En ce temps là, il y avait des épiceries, buvettes, où les habitants du quartier venaient faire leurs courses.
Mais ils vivaient dans un logement modeste, avec électricité, l’eau au robinet, mais sans eau chaude.
En effet, tous les samedis ils faisaient chauffer de l’eau dans une lessiveuse pour ce laver dans la cuisine.
A l’époque, Avec un loyer de 50 francs en mai 1968, on avait deux chambres, une pour les parents et une pour les enfants, plus une pièce avec cuisine où ils mangaient et des WC à l'extérieurs du logement.
Les enfants jouaient dans la rue et les femmes tricotaient à l'extérieurs de leurs modestes logements.
Les hommes jouaient aux cartes à l’épicerie buvette du coin .
Pour les sportifs, ils y avaient de l’eau chaude dans les douches sinon au lavabo des vestiaires où encore les bains douche rue des Sarrazins quand nous pouvions nous le permettre (ce n’était pas souvent).
Pour les conditions de travail ça dépend des entreprises.
Mais il y avait du travail pour tous, le problème, c'est que les postes étaieht peu qualifiés, avec des salaires de misères, qui permettaient à peine de quoi se loger et manger.
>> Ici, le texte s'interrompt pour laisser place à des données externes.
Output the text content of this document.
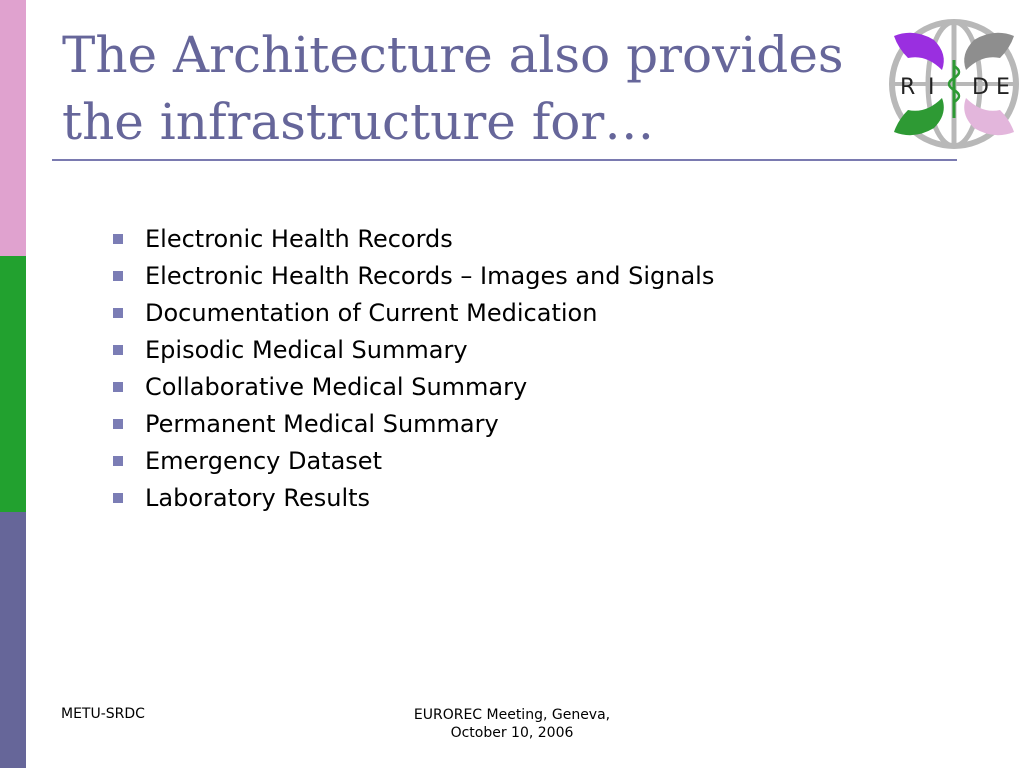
The Architecture also provides the infrastructure for…
R I D E
Electronic Health Records
Electronic Health Records – Images and Signals
Documentation of Current Medication
Episodic Medical Summary
Collaborative Medical Summary
Permanent Medical Summary
Emergency Dataset
Laboratory Results
METU-SRDC	EUROREC Meeting, Geneva,
October 10, 2006
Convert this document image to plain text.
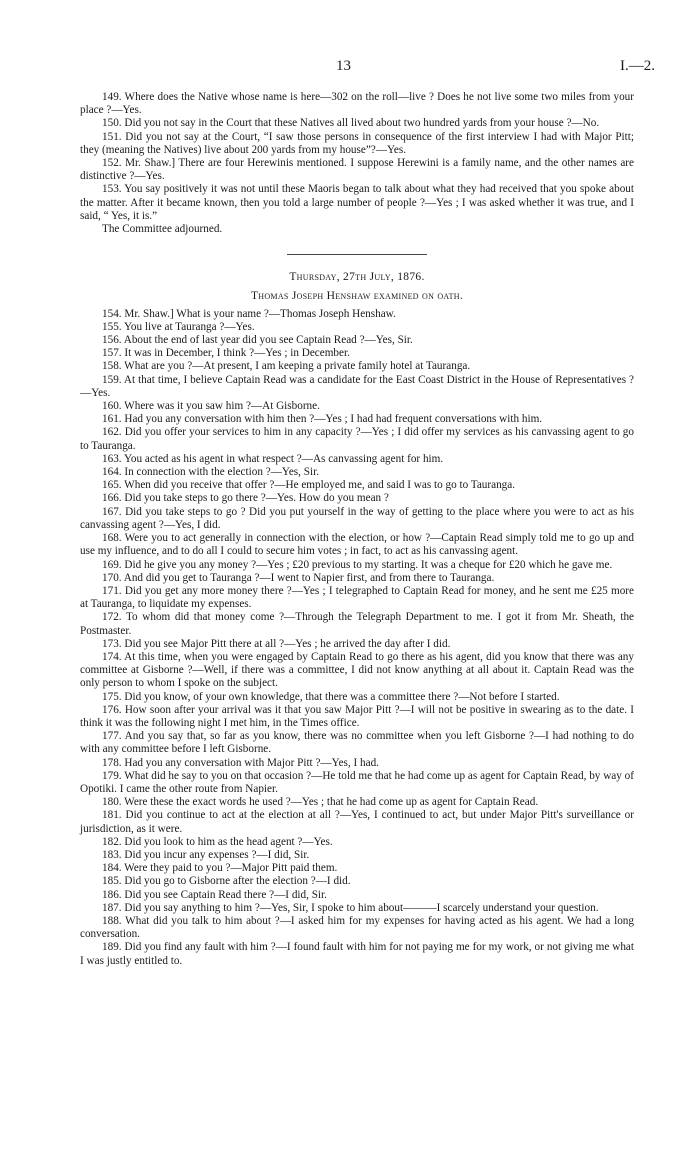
13	I.—2.

149. Where does the Native whose name is here—302 on the roll—live ? Does he not live some two miles from your place ?—Yes.

150. Did you not say in the Court that these Natives all lived about two hundred yards from your house ?—No.

151. Did you not say at the Court, “I saw those persons in consequence of the first interview I had with Major Pitt; they (meaning the Natives) live about 200 yards from my house”?—Yes.

152. Mr. Shaw.] There are four Herewinis mentioned. I suppose Herewini is a family name, and the other names are distinctive ?—Yes.

153. You say positively it was not until these Maoris began to talk about what they had received that you spoke about the matter. After it became known, then you told a large number of people ?—Yes ; I was asked whether it was true, and I said, “ Yes, it is.”

The Committee adjourned.

Thursday, 27th July, 1876.

Thomas Joseph Henshaw examined on oath.

154. Mr. Shaw.] What is your name ?—Thomas Joseph Henshaw.

155. You live at Tauranga ?—Yes.

156. About the end of last year did you see Captain Read ?—Yes, Sir.

157. It was in December, I think ?—Yes ; in December.

158. What are you ?—At present, I am keeping a private family hotel at Tauranga.

159. At that time, I believe Captain Read was a candidate for the East Coast District in the House of Representatives ?—Yes.

160. Where was it you saw him ?—At Gisborne.

161. Had you any conversation with him then ?—Yes ; I had had frequent conversations with him.

162. Did you offer your services to him in any capacity ?—Yes ; I did offer my services as his canvassing agent to go to Tauranga.

163. You acted as his agent in what respect ?—As canvassing agent for him.

164. In connection with the election ?—Yes, Sir.

165. When did you receive that offer ?—He employed me, and said I was to go to Tauranga.

166. Did you take steps to go there ?—Yes. How do you mean ?

167. Did you take steps to go ? Did you put yourself in the way of getting to the place where you were to act as his canvassing agent ?—Yes, I did.

168. Were you to act generally in connection with the election, or how ?—Captain Read simply told me to go up and use my influence, and to do all I could to secure him votes ; in fact, to act as his canvassing agent.

169. Did he give you any money ?—Yes ; £20 previous to my starting. It was a cheque for £20 which he gave me.

170. And did you get to Tauranga ?—I went to Napier first, and from there to Tauranga.

171. Did you get any more money there ?—Yes ; I telegraphed to Captain Read for money, and he sent me £25 more at Tauranga, to liquidate my expenses.

172. To whom did that money come ?—Through the Telegraph Department to me. I got it from Mr. Sheath, the Postmaster.

173. Did you see Major Pitt there at all ?—Yes ; he arrived the day after I did.

174. At this time, when you were engaged by Captain Read to go there as his agent, did you know that there was any committee at Gisborne ?—Well, if there was a committee, I did not know anything at all about it. Captain Read was the only person to whom I spoke on the subject.

175. Did you know, of your own knowledge, that there was a committee there ?—Not before I started.

176. How soon after your arrival was it that you saw Major Pitt ?—I will not be positive in swearing as to the date. I think it was the following night I met him, in the Times office.

177. And you say that, so far as you know, there was no committee when you left Gisborne ?—I had nothing to do with any committee before I left Gisborne.

178. Had you any conversation with Major Pitt ?—Yes, I had.

179. What did he say to you on that occasion ?—He told me that he had come up as agent for Captain Read, by way of Opotiki. I came the other route from Napier.

180. Were these the exact words he used ?—Yes ; that he had come up as agent for Captain Read.

181. Did you continue to act at the election at all ?—Yes, I continued to act, but under Major Pitt's surveillance or jurisdiction, as it were.

182. Did you look to him as the head agent ?—Yes.

183. Did you incur any expenses ?—I did, Sir.

184. Were they paid to you ?—Major Pitt paid them.

185. Did you go to Gisborne after the election ?—I did.

186. Did you see Captain Read there ?—I did, Sir.

187. Did you say anything to him ?—Yes, Sir, I spoke to him about———I scarcely understand your question.

188. What did you talk to him about ?—I asked him for my expenses for having acted as his agent. We had a long conversation.

189. Did you find any fault with him ?—I found fault with him for not paying me for my work, or not giving me what I was justly entitled to.
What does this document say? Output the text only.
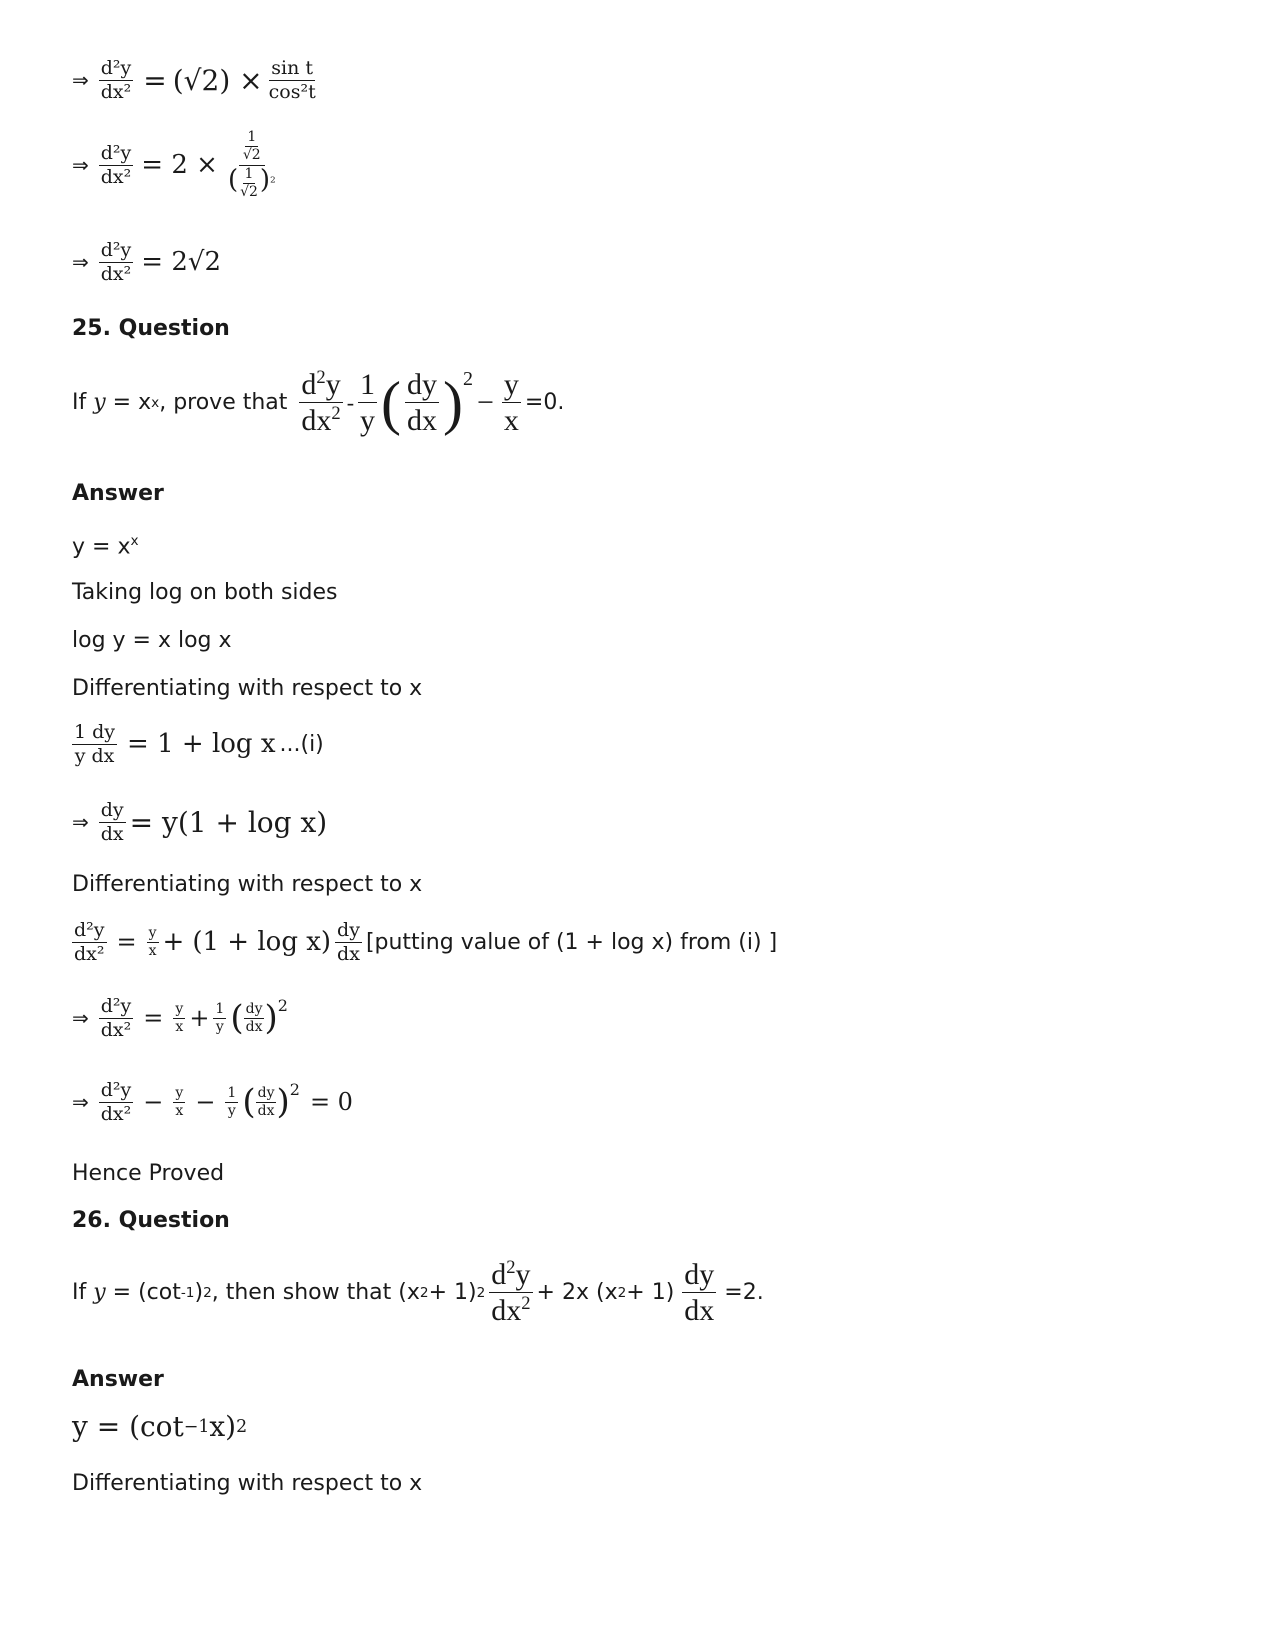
⇒ $\frac{\text{d²y}}{\text{dx²}} = (√2) \times \frac{\text{sin t}}{\text{cos²t}}$
⇒ $\frac{\text{d²y}}{\text{dx²}} = 2 \times \frac{\frac{1}{√2}}{( \frac{1}{√2} )^2}$
⇒ $\frac{\text{d²y}}{\text{dx²}} = 2√2$
25. Question
If
y
= x x , prove that $\frac{d^2y}{dx^2} - \frac{1}{y}$ ( $\frac{dy}{dx}$ ) 2
− $\frac{y}{x} =0$.
Answer
$y = x^x$
Taking log on both sides
log y = x log x
Differentiating with respect to x
$\frac{1 dy}{\text{y dx}} = 1 + \log x$ ...(i)
⇒ $\frac{dy}{dx} = y(1 + \log x)$
Differentiating with respect to x
$\frac{\text{d²y}}{\text{dx²}} = \frac{y}{x} + (1 + \log x) \frac{dy}{dx}$ [putting value of (1 + log x) from (i) ]
⇒ $\frac{\text{d²y}}{\text{dx²}} = \frac{y}{x} + \frac{1}{y}$ ( $\frac{dy}{dx}$ ) 2
⇒ $\frac{\text{d²y}}{\text{dx²}} - \frac{y}{x} - \frac{1}{y}$ ( $\frac{dy}{dx}$ ) 2 = 0
Hence Proved
26. Question
If
y
= (cot -1 ) 2 , then show that (x 2 + 1) $2 \frac{d^2y}{dx^2} + 2x$ (x $2 + 1) \frac{dy}{dx} =2$.
Answer
y = (cot −1 x) 2
Differentiating with respect to x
ils vivaient modestement sans pensée aux l’endemains sur Wazemmes.
Il y a un ans, il y avait des centaines d’entreprises, de toute taille, des petites, des plus grandes et de très très grandes comme celle de la rue Jules Guesde, une cartonnerie, puis les Ets Gustave Steverlynck, une savonnerie industrielle situer rue Deschodt.
Pour les tâches ménagères, elle faisait la lessive à la main où elle faisait chauffer de l’eau avec le linge dans la lessiveuse.
Puis, avec les pinces en bois elle récupérait le linge puis elle frottait avec une brosse.
Voici le quotidien des filles et des femmes en mai 1968.
Pour les familles les plus modestes pendant que les hommes allaient aux bistrots du coin ou voir un Mach de fo0t.
Après, ils jouaient aux courses, aux PMU pour essayer de gagner le tiercé. Le loisir des jeunes filles, quand elles travaillaient, elles avaient droit à un dimanche, 5 francs, à l’époque de mai 1968.
Elles le dépensaient chez madeleine au 26 rue Jules Guesde, aujourd’hui devenue la mémoire du quartier de Wazemmes.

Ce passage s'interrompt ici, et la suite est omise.